An upsurge in militia activity and border incursions led to
the death of a Nepalese UN peacekeeper on Thursday after a
gunfight.
The dead soldier was one of four Nepalese UN troops who were
wounded in the skirmish with a group of militia northwest of the
city of Suai.
This was the second UN peacekeeper to be killed in a direct
fight with militiamen in East Timor. A New Zealander was killed
on July 24 while tracking suspected pro-Jakarta militia near the
border with Indonesian West Timor.
On Friday, several dozen former members of the Aitarak
militia, blamed for much of last year's mayhem in East Timor,
taunted staff at the office of the UN High Commissioner for
Refugees and threatened to attack, spokesman Ron Redmond said.

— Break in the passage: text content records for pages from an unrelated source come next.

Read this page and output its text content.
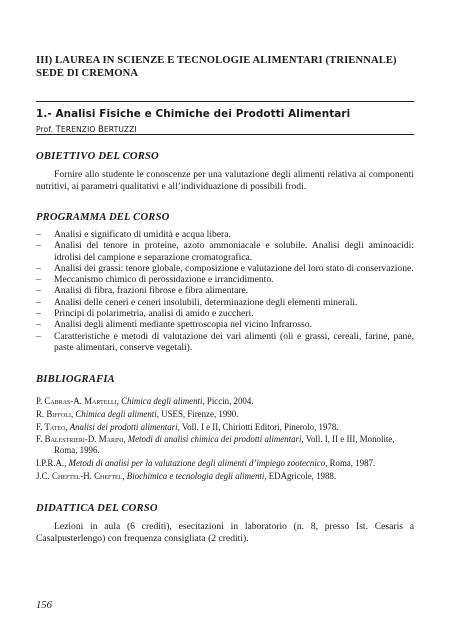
III) LAUREA IN SCIENZE E TECNOLOGIE ALIMENTARI (TRIENNALE)
SEDE DI CREMONA
1.- Analisi Fisiche e Chimiche dei Prodotti Alimentari
Prof. TERENZIO BERTUZZI
OBIETTIVO DEL CORSO
Fornire allo studente le conoscenze per una valutazione degli alimenti relativa ai componenti nutritivi, ai parametri qualitativi e all’individuazione di possibili frodi.
PROGRAMMA DEL CORSO
– Analisi e significato di umidità e acqua libera.
– Analisi del tenore in proteine, azoto ammoniacale e solubile. Analisi degli aminoacidi: idrolisi del campione e separazione cromatografica.
– Analisi dei grassi: tenore globale, composizione e valutazione del loro stato di conservazione.
– Meccanismo chimico di perossidazione e irrancidimento.
– Analisi di fibra, frazioni fibrose e fibra alimentare.
– Analisi delle ceneri e ceneri insolubili, determinazione degli elementi minerali.
– Principi di polarimetria, analisi di amido e zuccheri.
– Analisi degli alimenti mediante spettroscopia nel vicino Infrarosso.
– Caratteristiche e metodi di valutazione dei vari alimenti (oli e grassi, cereali, farine, pane, paste alimentari, conserve vegetali).
BIBLIOGRAFIA
P. Cabras-A. Martelli, Chimica degli alimenti, Piccin, 2004.
R. Biffoli, Chimica degli alimenti, USES, Firenze, 1990.
F. Tateo, Analisi dei prodotti alimentari, Voll. I e II, Chiriotti Editori, Pinerolo, 1978.
F. Balestrieri-D. Marini, Metodi di analisi chimica dei prodotti alimentari, Voll. I, II e III, Monolite, Roma, 1996.
I.P.R.A., Metodi di analisi per la valutazione degli alimenti d’impiego zootecnico, Roma, 1987.
J.C. Cheftel-H. Cheftel, Biochimica e tecnologia degli alimenti, EDAgricole, 1988.
DIDATTICA DEL CORSO
Lezioni in aula (6 crediti), esecitazioni in laboratorio (n. 8, presso Ist. Cesaris a Casalpusterlengo) con frequenza consigliata (2 crediti).
156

"Indonesian soldiers in Atambua were called and the situation
was brought under control after several tense hours," he added.
Six staff were trapped for hours as at least 50 machete-
wielding militiamen besieged the office of the International
Organization for Migration, which is organizing the return of
refugees to East Timor, said its spokesman, Jean-Philippe Chauzy.
Alwi said he was deeply concerned with the death, and believed
closing the refugee camps would stop the violence.
The UN, which has 9,000 peacekeepers in East Timor, has lost
four other lives to either disease or accidents.
More than 200,000 people out of a population of 850,000 fled
or were forced to flee East Timor to the western part of the
island by army-organized militia protesting at an overwhelming
vote in favor of Independence from Indonesia last August.
Many of the people now live in refugee camps in West Timor
that are used as cover by militiamen intent on causing havoc in
East Timor.
Alwi said he had spoken with his diplomatic counterparts in
the region and had won their backing that the way to rid the
violence was to clear the refugee camps.
"By closing down the camp, the source of all those problems --
killing, tension could be abated," he said.